Sophie consulta l'heure sur la précieuse montre de plongée de Damien. Plus que cinq minutes. Il était urgent qu'elle mérite son rationnement de chocolats. Après tout, Damien avait son rôle dans la chaîne alimentaire.
- Résumons. Après un échec professionnel, vous avez été formé au coaching lorsque personne n'y connaissait rien. Vous vous êtes constitué une rente que vous entendez bien défendre contre toute pratique concurrentielle. Swen Games n'a rien à y perdre puisque vous êtes certifié. Dans ce contexte, vous aimeriez évoluer, sans bien savoir pourquoi. Correct ?
- Oui, j'aimerais évoluer pour être reconnu comme un excellent coach par les dirigeants de mon propre groupe.
- Qu'est-ce que ça changerait, pour vous, d'être reconnu par tout le monde comme un vrai coach ?
- Tout serait différent. J'aurais confiance en moi, je coacherais des cadres de plus haut niveau qui me choisiraient librement, sur des durées plus longues et avec des résultats vraiment indiscutables...
- Vous parlez comme un coach dispendieux. Comment l'homme que vous êtes pourrait-il donner du souffle à votre travail de coach ?
- L'homme que je suis ? Je me pose tant de questions en ce moment... tu crois que c'est lié ?
- Si vous écoutiez le Damien, le vrai qui est devant moi, que pourriez-vous faire aujourd'hui d'inattendu ?
- Peut-être que je pourrais trouver un accord avec Swen Games pour m'installer en libéral.
- Si vous aviez cinq minutes pour décider de prendre cette option, ou de l'écarter pour toujours, que feriez-vous ?
- Je serais bien embêté. Je voudrais bien prendre mon indépendance, mais le Maître me le déconseille.
- Tiens, le revoilà, Mister "Mettre Coach". Juste entre vous et vous, quel est votre désir d'homme ?
Damien resta silencieux. Il se redressa en souriant.
- OK, tu as mérité tes chocolats Sophie.
- Bon, dans ce cas, je vais vous laisser, ravie de vous avoir connu.
- Attends Sophie, tu ne m'as pas encore expliqué...

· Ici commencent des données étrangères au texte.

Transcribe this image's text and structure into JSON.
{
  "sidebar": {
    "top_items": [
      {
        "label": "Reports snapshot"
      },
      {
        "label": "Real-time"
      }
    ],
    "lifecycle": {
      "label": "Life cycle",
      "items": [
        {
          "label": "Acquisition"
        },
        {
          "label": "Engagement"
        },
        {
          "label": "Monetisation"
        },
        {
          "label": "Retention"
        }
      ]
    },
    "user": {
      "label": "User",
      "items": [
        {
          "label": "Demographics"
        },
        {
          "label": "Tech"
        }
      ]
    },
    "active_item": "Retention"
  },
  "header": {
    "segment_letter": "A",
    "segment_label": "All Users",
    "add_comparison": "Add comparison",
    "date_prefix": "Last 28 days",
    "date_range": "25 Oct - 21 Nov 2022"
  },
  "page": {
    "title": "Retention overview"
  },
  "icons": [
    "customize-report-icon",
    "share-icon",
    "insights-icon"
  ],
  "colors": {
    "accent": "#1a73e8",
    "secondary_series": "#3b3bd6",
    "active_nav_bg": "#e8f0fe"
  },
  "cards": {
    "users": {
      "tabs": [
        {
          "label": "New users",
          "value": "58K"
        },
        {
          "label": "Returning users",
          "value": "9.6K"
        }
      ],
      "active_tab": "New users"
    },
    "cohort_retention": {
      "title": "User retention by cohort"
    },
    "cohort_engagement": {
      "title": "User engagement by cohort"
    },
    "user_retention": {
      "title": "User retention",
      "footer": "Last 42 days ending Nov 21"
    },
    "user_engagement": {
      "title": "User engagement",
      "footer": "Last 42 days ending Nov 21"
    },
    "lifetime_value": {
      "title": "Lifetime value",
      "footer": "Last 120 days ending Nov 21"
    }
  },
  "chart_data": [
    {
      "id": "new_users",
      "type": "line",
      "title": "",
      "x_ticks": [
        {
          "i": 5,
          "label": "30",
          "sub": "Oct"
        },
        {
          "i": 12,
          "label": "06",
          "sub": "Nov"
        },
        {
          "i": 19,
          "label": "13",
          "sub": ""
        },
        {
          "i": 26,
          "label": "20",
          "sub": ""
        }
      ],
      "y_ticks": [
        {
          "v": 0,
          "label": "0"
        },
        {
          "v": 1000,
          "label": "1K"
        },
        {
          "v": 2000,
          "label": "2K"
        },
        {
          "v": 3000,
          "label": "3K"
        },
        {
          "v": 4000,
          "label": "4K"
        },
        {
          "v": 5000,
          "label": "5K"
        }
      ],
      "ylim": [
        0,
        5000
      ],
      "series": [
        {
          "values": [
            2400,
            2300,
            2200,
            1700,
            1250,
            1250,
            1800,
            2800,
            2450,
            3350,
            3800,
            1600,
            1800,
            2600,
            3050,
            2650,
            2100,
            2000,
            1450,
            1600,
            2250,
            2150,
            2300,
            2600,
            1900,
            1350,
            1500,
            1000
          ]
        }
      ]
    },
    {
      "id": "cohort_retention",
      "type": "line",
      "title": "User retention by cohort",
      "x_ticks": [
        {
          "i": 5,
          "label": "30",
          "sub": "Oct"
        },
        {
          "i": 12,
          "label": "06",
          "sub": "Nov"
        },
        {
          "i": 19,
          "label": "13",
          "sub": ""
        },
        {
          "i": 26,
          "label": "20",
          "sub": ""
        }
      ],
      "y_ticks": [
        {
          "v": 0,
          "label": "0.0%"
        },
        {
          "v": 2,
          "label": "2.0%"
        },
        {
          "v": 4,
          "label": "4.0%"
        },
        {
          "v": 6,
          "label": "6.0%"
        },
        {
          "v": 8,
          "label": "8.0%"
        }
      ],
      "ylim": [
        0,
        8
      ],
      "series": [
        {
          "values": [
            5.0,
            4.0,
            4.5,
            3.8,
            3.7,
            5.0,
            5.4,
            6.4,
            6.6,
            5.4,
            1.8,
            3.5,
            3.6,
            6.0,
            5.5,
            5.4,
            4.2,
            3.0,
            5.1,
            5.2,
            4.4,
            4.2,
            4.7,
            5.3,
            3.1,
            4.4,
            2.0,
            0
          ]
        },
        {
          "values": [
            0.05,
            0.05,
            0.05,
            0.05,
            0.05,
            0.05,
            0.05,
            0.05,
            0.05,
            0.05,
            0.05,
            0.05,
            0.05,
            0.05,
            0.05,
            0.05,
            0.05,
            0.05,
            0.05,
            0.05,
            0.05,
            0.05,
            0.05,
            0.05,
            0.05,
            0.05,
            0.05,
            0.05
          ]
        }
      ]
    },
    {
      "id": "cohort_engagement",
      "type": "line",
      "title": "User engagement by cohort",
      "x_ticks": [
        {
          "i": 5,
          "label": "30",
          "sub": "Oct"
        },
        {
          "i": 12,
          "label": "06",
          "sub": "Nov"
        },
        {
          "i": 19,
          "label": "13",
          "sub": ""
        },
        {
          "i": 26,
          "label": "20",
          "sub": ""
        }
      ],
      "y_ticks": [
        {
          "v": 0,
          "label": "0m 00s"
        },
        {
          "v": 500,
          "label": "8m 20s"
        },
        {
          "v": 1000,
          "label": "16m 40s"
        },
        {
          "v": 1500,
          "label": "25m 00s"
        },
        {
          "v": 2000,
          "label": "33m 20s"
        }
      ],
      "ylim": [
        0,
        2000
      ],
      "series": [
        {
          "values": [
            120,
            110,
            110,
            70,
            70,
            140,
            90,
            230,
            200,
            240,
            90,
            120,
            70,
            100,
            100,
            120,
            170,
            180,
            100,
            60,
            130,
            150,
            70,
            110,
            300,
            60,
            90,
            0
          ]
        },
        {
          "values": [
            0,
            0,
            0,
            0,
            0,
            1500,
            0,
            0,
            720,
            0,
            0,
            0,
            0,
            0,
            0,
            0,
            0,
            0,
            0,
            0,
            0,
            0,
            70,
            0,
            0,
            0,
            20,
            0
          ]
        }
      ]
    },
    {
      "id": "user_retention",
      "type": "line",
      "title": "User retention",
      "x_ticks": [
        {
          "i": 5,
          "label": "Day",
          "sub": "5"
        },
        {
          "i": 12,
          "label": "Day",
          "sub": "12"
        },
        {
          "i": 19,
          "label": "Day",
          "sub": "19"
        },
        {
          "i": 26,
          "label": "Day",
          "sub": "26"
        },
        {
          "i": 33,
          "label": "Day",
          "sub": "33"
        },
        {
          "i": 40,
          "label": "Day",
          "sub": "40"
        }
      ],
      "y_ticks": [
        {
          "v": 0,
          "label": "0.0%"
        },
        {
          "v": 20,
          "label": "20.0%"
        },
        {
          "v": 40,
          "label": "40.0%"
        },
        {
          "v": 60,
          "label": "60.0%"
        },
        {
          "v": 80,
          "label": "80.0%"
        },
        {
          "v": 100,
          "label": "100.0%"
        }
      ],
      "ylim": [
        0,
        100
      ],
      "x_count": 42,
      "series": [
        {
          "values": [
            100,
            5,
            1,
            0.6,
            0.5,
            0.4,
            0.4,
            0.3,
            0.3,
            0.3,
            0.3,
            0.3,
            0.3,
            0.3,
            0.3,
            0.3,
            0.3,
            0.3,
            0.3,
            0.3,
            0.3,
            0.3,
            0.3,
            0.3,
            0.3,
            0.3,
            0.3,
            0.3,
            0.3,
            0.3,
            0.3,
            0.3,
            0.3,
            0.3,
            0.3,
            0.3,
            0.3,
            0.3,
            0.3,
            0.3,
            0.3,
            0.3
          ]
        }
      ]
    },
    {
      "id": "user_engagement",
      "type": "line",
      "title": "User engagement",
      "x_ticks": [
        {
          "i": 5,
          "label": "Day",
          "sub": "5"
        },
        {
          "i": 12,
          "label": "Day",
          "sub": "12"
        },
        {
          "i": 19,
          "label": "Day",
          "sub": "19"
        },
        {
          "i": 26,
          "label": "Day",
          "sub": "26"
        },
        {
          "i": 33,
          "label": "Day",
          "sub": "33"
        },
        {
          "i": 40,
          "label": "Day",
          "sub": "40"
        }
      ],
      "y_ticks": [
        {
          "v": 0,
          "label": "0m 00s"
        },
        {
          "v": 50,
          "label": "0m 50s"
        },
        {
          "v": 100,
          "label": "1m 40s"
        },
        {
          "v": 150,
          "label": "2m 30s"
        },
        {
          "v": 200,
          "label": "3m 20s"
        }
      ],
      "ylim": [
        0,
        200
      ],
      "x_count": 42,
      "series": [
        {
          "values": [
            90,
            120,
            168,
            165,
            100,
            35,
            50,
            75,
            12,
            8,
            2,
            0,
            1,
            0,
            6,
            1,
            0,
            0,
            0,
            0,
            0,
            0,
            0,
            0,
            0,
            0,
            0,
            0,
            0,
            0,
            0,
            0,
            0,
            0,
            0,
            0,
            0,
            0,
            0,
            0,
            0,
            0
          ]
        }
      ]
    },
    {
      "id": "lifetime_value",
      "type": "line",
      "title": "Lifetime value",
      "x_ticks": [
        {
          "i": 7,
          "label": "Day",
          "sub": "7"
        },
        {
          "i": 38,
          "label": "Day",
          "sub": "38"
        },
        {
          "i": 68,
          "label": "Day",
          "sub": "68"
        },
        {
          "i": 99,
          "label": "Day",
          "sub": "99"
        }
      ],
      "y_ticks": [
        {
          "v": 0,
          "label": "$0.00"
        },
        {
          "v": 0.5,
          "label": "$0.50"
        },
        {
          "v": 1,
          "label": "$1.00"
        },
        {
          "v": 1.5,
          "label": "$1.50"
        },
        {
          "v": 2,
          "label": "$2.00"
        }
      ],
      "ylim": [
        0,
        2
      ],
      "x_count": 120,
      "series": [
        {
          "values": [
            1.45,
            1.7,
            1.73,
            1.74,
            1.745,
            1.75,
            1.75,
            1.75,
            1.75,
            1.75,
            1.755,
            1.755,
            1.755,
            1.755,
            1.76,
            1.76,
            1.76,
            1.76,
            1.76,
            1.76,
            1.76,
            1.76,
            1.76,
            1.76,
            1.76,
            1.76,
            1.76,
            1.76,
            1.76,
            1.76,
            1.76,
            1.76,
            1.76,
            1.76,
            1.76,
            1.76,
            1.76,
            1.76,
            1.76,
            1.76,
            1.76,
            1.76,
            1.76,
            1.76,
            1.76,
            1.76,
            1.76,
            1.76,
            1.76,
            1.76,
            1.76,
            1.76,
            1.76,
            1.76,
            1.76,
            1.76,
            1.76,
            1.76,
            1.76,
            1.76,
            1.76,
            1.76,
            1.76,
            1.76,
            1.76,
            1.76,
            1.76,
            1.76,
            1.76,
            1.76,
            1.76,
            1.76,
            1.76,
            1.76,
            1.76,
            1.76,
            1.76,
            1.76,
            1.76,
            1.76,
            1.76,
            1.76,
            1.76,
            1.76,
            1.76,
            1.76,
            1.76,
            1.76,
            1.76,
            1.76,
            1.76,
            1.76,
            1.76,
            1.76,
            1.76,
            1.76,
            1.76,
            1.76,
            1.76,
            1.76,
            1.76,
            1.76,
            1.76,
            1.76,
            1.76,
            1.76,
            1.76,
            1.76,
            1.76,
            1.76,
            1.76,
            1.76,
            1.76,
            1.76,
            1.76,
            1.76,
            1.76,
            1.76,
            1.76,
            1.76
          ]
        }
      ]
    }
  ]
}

Sophie avait disparu dans un léger tourbillon. Avait-elle jamais existé ?
Damien se sentait léger. Son but professionnel ne faisait plus de doute, tout restait à faire.
Il prit son téléphone et composa le numéro d'un de ces coaches qui faisaient le siège de son bureau. Il était grand temps de changer de superviseur. Ils avaient du grain à moudre, tous les deux.